I am finally coming down from the amazing experience of the events of the inauguration weekend. I was delighted to see how many people attended the ceremony in the Silloway Gymnasium, and I was especially grateful that my family and some of my childhood friends were able to attend. There were also some Wesleyan classmates whom I hadn’t seen in decades. Having my teacher, Carl Schorske (from my frosh year at Wes, who later supervised my dissertation), introduce me at the ceremony was intensely moving for me. Carl is now in his 90s, and his perspective on Wesleyan and on me was memorable. The combination of tradition and experimentation in the ceremony was so Wesleyan! I loved seeing the academic procession in regalia to the funky beat of Jay Hoggard’s great music.

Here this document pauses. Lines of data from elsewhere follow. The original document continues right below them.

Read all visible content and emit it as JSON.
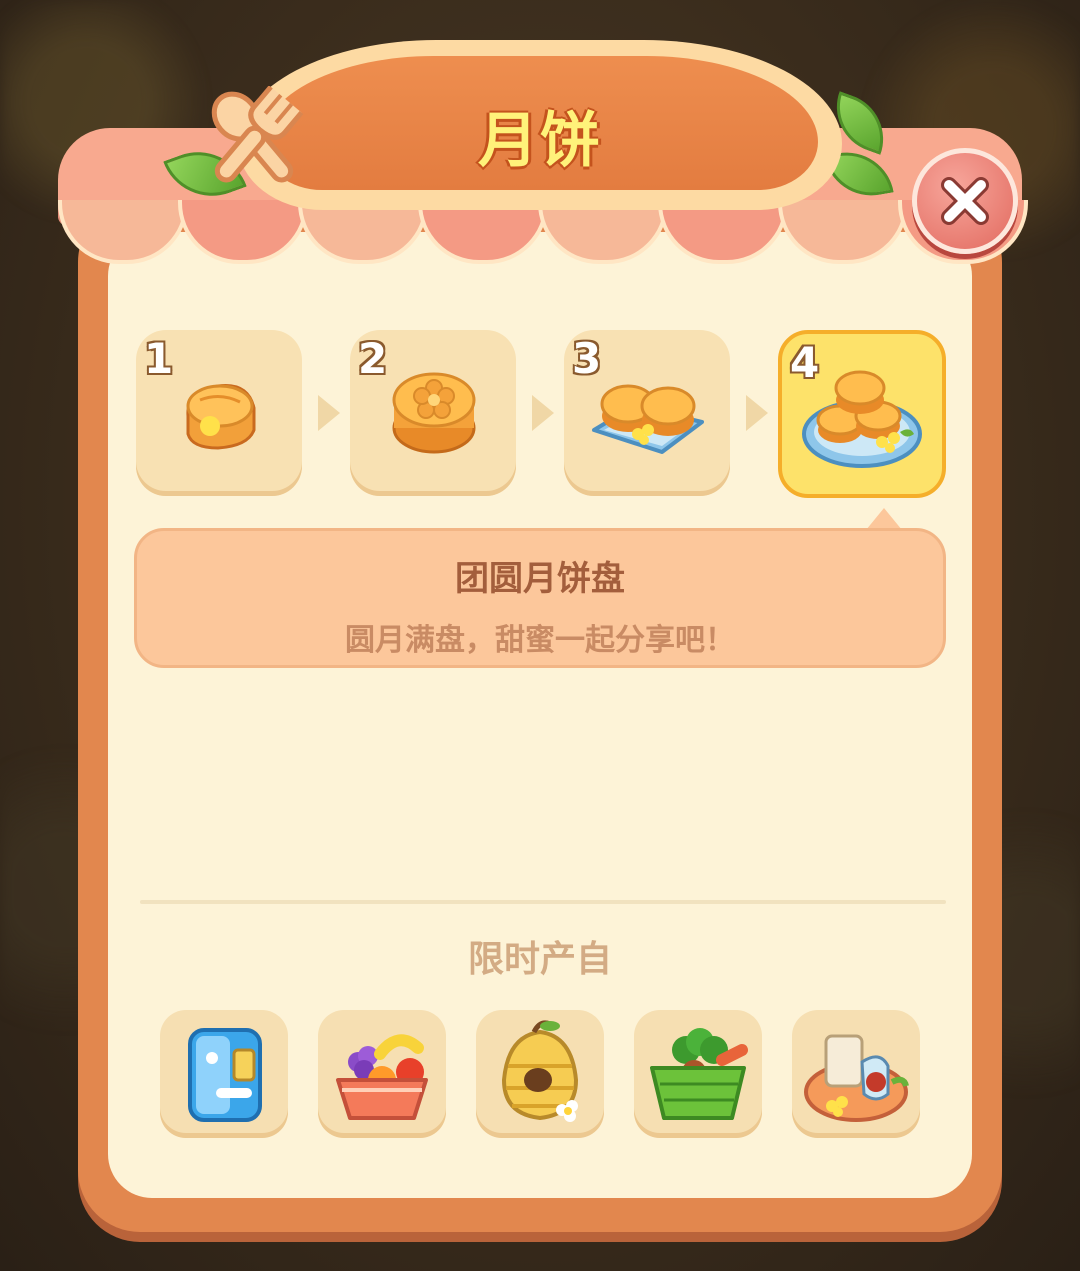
{
  "header": {
    "title": "月饼",
    "icon": "fork-spoon-icon",
    "close_icon": "close-icon"
  },
  "chain": {
    "items": [
      {
        "level": "1",
        "icon": "mooncake-slice-icon"
      },
      {
        "level": "2",
        "icon": "mooncake-icon"
      },
      {
        "level": "3",
        "icon": "mooncake-plate-icon"
      },
      {
        "level": "4",
        "icon": "mooncake-platter-icon",
        "selected": true
      }
    ]
  },
  "detail": {
    "name": "团圆月饼盘",
    "description": "圆月满盘，甜蜜一起分享吧！"
  },
  "sources": {
    "title": "限时产自",
    "items": [
      {
        "icon": "blue-fridge-icon"
      },
      {
        "icon": "fruit-basket-icon"
      },
      {
        "icon": "beehive-icon"
      },
      {
        "icon": "vegetable-basket-icon"
      },
      {
        "icon": "picnic-basket-icon"
      }
    ]
  },
  "colors": {
    "panel_border": "#e2874e",
    "panel_fill": "#fdf3d7",
    "title_text": "#fff27a",
    "selected_card": "#fde26a",
    "detail_box": "#fcc79b"
  }
}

An inauguration ceremony itself is an affirmation of both institutional legacy and new beginnings. I was privileged to have three former Wes presidents in attendance, each of whom had an investiture with many similarities to my own. The alumni, faculty, and the board of trustees are also a powerful expression of institutional continuity. On the other hand, the marking of a new presidency, combined with the students’ incredible energy, are potent symbols of the importance of change. I tried to reflect on both of these dimensions in my speech. I spoke about the ideals behind Wesleyan’s approach to the liberal arts, but also about concrete initiatives (on the environment, on financial aid) that we are getting underway now. There is a link to my speech on the Wesleyan Web site: http://www.wesleyan.edu/president/speech.html. I must have made nine speeches over the weekend to various groups, but the most nerve-wracking performance was playing “I’m Old Fashioned” in front of all those people. I was sweating bullets!!
There were so many memorable moments. The football team put up a valiant effort in very difficult conditions. The Wes seminars were incredible, and I had the treat of hearing my former student, Darcy Buerkle, and former teacher, Henry Abelove, give back-to-back seminars. Walter Mosley was a very powerful speaker as we dedicated Beckham Hall during the Dwight Greene Symposium. I was delighted with the fundraiser for the Green Street Art Center, and my old friend Andrea Marcovicci gave a lovely concert of WWII songs to benefit our work in the North End of Middletown. I thought I was going to faint when she sang to me on stage, but instead I just took it all in.
Another highlight of the weekend for me was strolling over to Psi U with my brother, sons, and nephews around midnight on Saturday night. I got to sit in for a blues number with the amazingly talented Wesleyan faculty musicians of Busted Roses. It was great fun, and the students’ enthusiasm was exhilarating. The last time I was in Psi U was probably in the 1970s. I certainly never imagined back then that I would one day become the president of Wesleyan. I would have been more likely to fantasize about being in a rock and roll band. So, this weekend I got to rock a little as the prez. Pretty cool…. at least for one song!
I want to thank the Wesleyan community for the incredible welcome of these last few months, which all seemed to be crystallized in the weekend’s festivities. On this Homecoming Weekend, I really felt as though I had come home.